BGer 5A_154/2014
 
BGer 5A_154/2014 vom 20.06.2014
{T 0/2}
5A_154/2014
 
Arrêt du 20 juin 2014
 
IIe Cour de droit civil
Composition
MM. les Juges fédéraux von Werdt, Président,
Herrmann et Bovey.
Greffière : Mme Achtari.
Participants à la procédure
A.________ GmbH,
représentée par Me Jean Daniel Schwab, avocat,
recourante,
contre
1. B.________ SA,
représentée par Me Christian Favre, avocat,
2. C.________,
3. D.________,
4. E.________,
5. F.________,
6. G.________,
7. H.________,
8. I.________,
9. J.________,
10. K.________,
11. L.________,
12. M.________,
13. N.________,
tous représentés par Me Blaise Marmy, avocat,
14. O.________,
représenté par Me Eric Boyer, avocat et notaire,
intimés.
Objet
mesures provisionnelles; hypothèque légale des artisans et entrepreneurs,
recours contre la décision de la Juge de la Cour civile II du Tribunal cantonal du canton du Valais du 17 janvier 2014.
 
Faits :
A. A.________ GmbH, sise à X.________, a conclu trois contrats d'entreprise, l'un, du 16 décembre 2011 et seul à revêtir la forme écrite, avec P.________ AG, l'autre avec Q.________ SA, et le dernier avec B.________ SA. Ces contrats avaient pour objet la construction de deux immeubles d'habitation, le premier sur la parcelle n° 5670 de la Commune Y.________ ("Block B") et le second sur la parcelle n° 5671 de la même commune ("Block A").
 
B.
B.a. Par décision du 27 mai 2013, le juge IV des districts de Martigny et St-Maurice a admis la requête de mesures superprovisionnelles déposée le 24 mai 2013 par A.________ GmbH et requis du Conservateur de l'Office du registre foncier de W.________, d'annoter l'inscription provisoire d'une hypothèque légale des artisans et entrepreneurs grevant à concurrence de différents montants les unités de PPE de l'immeuble de base n° 5670 de la Commune de Y.________.

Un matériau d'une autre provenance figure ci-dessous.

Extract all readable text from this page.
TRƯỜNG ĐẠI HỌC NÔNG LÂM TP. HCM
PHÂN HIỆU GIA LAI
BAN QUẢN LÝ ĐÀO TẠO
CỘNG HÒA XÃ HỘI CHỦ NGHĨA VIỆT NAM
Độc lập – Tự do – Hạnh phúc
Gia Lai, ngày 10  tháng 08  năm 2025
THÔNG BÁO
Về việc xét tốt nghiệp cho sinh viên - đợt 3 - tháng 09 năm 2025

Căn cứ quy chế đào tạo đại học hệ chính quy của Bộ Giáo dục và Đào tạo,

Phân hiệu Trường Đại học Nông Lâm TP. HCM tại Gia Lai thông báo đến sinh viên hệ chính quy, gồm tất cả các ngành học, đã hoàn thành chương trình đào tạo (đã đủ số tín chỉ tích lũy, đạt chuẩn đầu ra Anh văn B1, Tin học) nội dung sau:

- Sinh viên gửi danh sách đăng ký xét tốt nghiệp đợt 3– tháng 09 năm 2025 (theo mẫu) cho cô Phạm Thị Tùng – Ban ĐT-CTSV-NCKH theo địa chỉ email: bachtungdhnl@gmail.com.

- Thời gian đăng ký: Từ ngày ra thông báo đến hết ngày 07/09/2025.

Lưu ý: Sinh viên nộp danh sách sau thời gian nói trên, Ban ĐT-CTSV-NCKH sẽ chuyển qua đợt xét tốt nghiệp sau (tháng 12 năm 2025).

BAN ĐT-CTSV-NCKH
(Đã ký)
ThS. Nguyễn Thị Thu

B.b. Par décision du 29 juillet 2013, le juge de district a rejeté la requête de mesures provisionnelles de A.________ GmbH et "autorisé" le conservateur du Registre foncier à radier l'hypothèque légale précitée.
B.c. Par décision du 17 janvier 2014, la juge de la Cour civile II du Tribunal cantonal valaisan a rejeté l'appel interjeté par A.________ GmbH contre cette décision et a ordonné au conservateur du Registre foncier de W.________, de procéder à la radiation de l'hypothèque légale.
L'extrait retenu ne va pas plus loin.